Monday 10 December sees the announcement of the winner of the Warwickshire Year 9 Book Award. Teams of Year 9 students throughout Warwickshire have been shortlisting, reading and voting on books chosen initially by school library staff and are now waiting to find out which book has won. We started in September with a longest of nine books, narrowed it down to four, and have been reading and discussing them for the last couple of months. It has been a hard choice as there were so many wonderful reads.

Two of the four shortlisted books have already been Books of the Week: Orphan Monster Spy in May  and Outwalkers in April, so now it is the turn of Shell and Stranger to be joint Books of the Week.

Shell raises all sorts of questions about the ethics of body transplants and what makes you the person you are. Lucy is terminally ill, but a revolutionary and risky new medical procedure allows her brain to be transplanted into the body of a donor. Although she is happy to have escaped death, she finds adjusting to a new body an alienating experience. She is now pretty and popular which alters her relationships and forces her to keep secrets from everyone around her. She needs to find out more about her donor and, in doing so, uncovers things that others wish to remain hidden. This is a grippingly told story with plenty of dramatic highlights.

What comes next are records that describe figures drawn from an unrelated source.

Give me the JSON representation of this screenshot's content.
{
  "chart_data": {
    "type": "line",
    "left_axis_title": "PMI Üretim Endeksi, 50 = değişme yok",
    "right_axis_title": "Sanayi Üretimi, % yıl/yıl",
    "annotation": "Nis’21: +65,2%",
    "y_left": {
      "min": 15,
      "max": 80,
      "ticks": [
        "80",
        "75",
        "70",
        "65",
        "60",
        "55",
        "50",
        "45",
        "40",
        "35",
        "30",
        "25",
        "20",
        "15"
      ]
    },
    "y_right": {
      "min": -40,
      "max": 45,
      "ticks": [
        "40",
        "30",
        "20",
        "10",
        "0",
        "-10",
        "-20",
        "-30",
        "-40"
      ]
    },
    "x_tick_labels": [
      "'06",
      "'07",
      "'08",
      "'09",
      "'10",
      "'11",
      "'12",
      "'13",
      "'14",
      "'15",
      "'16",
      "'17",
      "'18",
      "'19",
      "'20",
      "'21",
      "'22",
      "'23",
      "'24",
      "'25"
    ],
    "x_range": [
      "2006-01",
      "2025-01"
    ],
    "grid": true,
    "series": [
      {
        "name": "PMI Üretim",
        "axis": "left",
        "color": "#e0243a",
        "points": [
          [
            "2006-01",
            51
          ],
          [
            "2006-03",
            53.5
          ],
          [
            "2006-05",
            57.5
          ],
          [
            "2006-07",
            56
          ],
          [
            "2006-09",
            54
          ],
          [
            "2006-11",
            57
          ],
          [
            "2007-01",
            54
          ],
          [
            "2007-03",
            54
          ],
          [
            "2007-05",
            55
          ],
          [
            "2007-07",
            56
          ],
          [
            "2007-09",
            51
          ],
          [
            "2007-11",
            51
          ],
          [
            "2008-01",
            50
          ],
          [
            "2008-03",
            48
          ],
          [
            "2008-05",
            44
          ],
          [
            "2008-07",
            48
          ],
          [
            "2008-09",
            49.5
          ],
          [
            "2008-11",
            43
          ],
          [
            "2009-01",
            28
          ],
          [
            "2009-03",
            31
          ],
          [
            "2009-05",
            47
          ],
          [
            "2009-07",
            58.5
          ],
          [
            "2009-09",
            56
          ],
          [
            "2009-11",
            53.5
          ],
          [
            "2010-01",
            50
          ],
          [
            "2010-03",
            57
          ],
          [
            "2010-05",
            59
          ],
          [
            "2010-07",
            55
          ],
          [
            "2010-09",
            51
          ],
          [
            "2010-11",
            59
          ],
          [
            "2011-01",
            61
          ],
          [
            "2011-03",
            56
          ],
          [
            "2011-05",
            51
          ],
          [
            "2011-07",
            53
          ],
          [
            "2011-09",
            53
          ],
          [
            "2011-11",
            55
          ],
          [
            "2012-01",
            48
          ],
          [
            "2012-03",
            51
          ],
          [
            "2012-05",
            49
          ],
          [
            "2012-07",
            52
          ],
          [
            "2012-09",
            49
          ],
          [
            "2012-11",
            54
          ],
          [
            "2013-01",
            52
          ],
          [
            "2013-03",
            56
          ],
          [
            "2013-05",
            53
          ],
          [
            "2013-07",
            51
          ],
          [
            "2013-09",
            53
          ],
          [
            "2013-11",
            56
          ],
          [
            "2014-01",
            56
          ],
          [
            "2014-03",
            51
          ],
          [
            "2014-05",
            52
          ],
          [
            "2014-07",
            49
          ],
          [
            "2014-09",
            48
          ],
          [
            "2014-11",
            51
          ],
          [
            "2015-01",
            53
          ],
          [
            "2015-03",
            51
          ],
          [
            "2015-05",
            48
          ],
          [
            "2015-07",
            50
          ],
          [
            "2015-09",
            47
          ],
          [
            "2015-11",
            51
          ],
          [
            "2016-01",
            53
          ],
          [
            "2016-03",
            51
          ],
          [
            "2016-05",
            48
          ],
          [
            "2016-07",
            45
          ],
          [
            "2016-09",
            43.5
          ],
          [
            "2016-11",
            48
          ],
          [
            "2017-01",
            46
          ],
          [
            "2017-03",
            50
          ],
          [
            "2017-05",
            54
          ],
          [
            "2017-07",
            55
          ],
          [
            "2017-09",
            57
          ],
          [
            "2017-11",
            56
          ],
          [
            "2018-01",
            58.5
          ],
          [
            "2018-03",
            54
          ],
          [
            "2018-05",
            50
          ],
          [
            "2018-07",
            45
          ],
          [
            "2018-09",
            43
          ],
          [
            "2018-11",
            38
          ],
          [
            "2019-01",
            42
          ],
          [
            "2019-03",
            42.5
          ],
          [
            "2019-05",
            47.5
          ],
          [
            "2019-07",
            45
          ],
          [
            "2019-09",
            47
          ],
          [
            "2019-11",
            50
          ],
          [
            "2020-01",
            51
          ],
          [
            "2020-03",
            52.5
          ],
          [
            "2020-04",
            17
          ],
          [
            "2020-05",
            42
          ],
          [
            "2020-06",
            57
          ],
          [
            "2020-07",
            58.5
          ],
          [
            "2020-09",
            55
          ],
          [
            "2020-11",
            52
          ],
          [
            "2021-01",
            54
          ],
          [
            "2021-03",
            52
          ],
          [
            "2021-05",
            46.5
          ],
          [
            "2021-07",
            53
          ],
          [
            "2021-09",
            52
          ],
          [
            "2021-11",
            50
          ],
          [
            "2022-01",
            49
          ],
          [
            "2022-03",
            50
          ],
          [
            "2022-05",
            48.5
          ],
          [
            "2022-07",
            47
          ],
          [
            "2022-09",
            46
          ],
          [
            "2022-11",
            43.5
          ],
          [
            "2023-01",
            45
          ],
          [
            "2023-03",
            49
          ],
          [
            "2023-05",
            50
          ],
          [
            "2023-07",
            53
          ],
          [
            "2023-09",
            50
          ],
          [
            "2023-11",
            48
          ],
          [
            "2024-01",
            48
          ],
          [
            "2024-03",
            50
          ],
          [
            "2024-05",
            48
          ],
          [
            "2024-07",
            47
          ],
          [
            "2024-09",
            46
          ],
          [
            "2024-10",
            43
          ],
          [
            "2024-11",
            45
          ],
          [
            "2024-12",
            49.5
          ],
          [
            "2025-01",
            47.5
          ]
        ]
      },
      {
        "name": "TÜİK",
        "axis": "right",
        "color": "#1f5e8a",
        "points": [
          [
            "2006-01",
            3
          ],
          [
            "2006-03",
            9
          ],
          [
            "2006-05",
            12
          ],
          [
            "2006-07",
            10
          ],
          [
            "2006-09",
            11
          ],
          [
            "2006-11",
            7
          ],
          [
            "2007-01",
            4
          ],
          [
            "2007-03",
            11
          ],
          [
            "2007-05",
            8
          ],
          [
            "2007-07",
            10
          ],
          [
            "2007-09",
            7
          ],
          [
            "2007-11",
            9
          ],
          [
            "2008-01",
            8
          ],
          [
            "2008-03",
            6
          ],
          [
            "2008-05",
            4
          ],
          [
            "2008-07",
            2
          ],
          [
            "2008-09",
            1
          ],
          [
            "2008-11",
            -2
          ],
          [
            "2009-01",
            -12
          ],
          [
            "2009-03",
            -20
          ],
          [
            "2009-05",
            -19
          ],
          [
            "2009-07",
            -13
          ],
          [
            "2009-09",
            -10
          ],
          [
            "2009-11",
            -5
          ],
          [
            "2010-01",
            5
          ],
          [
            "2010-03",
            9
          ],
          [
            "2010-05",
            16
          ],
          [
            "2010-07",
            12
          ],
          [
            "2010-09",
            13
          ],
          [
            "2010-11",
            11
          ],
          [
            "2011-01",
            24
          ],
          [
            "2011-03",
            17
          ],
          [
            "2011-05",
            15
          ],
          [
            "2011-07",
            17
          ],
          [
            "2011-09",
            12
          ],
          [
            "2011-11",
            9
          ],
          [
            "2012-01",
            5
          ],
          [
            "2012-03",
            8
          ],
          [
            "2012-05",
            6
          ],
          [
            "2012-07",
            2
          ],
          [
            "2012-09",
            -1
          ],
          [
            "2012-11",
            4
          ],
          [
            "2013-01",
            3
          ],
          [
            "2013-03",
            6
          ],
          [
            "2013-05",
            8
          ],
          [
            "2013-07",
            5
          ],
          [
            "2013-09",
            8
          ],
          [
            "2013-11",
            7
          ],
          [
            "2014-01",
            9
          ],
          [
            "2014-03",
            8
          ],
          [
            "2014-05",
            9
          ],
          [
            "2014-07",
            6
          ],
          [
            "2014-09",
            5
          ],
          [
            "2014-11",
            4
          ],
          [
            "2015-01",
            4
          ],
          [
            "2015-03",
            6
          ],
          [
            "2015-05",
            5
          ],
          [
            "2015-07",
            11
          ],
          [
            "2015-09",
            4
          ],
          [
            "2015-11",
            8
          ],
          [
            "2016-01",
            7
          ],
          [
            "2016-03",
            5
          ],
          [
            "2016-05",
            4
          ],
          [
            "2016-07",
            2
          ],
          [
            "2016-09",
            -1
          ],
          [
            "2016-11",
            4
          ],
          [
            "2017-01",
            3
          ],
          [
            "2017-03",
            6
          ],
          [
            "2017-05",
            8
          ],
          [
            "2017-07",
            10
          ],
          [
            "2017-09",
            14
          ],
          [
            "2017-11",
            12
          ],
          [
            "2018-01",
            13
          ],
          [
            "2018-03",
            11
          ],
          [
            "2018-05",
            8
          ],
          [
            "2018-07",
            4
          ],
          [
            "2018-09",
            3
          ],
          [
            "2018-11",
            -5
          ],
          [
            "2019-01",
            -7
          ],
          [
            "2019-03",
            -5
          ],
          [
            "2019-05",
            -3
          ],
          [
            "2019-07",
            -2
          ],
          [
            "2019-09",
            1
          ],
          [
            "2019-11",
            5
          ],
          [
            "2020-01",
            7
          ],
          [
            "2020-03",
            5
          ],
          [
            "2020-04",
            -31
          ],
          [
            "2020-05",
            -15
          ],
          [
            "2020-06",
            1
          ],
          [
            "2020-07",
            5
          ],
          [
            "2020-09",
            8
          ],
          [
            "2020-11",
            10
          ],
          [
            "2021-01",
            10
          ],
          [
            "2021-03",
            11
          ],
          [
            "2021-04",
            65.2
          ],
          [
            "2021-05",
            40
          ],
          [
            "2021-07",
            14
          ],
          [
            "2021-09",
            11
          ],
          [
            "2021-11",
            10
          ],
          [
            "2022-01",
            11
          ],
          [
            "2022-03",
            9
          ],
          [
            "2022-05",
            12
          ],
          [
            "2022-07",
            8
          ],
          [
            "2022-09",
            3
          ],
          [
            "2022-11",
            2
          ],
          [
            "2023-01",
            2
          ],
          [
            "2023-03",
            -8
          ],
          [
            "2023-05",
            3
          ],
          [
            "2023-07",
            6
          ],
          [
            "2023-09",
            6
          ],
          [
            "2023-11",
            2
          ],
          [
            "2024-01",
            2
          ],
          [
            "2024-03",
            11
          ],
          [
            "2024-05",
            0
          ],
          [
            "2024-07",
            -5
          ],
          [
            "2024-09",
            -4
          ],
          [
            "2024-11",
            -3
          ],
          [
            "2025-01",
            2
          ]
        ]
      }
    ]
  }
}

Stranger is a novel where the action takes place in two different eras: Astor, Ontario in 1904 and the same location in 1994. It is about outsiders and people who feel they don’t belong and how events have lasting repercussions over time. It begins in 1904 when Emmy and Sadie are out walking and encounter a naked, bloodied young man who emerges from the forest distressed and unable to talk. Sadie runs away, but Emmy tries to help. Ninety years later, Megan arrives in the same small town for Emmy’s 105th birthday. She is Emmy’s great-granddaughter with her own secrets and unhappiness. How the lives of the two women intertwine is something we discover as we read the dual narratives of this compassionately told story.

Whichever book is voted the winner on Monday, I’m sure Year 9 judges will tell you that they are all worth reading and are books that will stay in your mind long after you have put them down.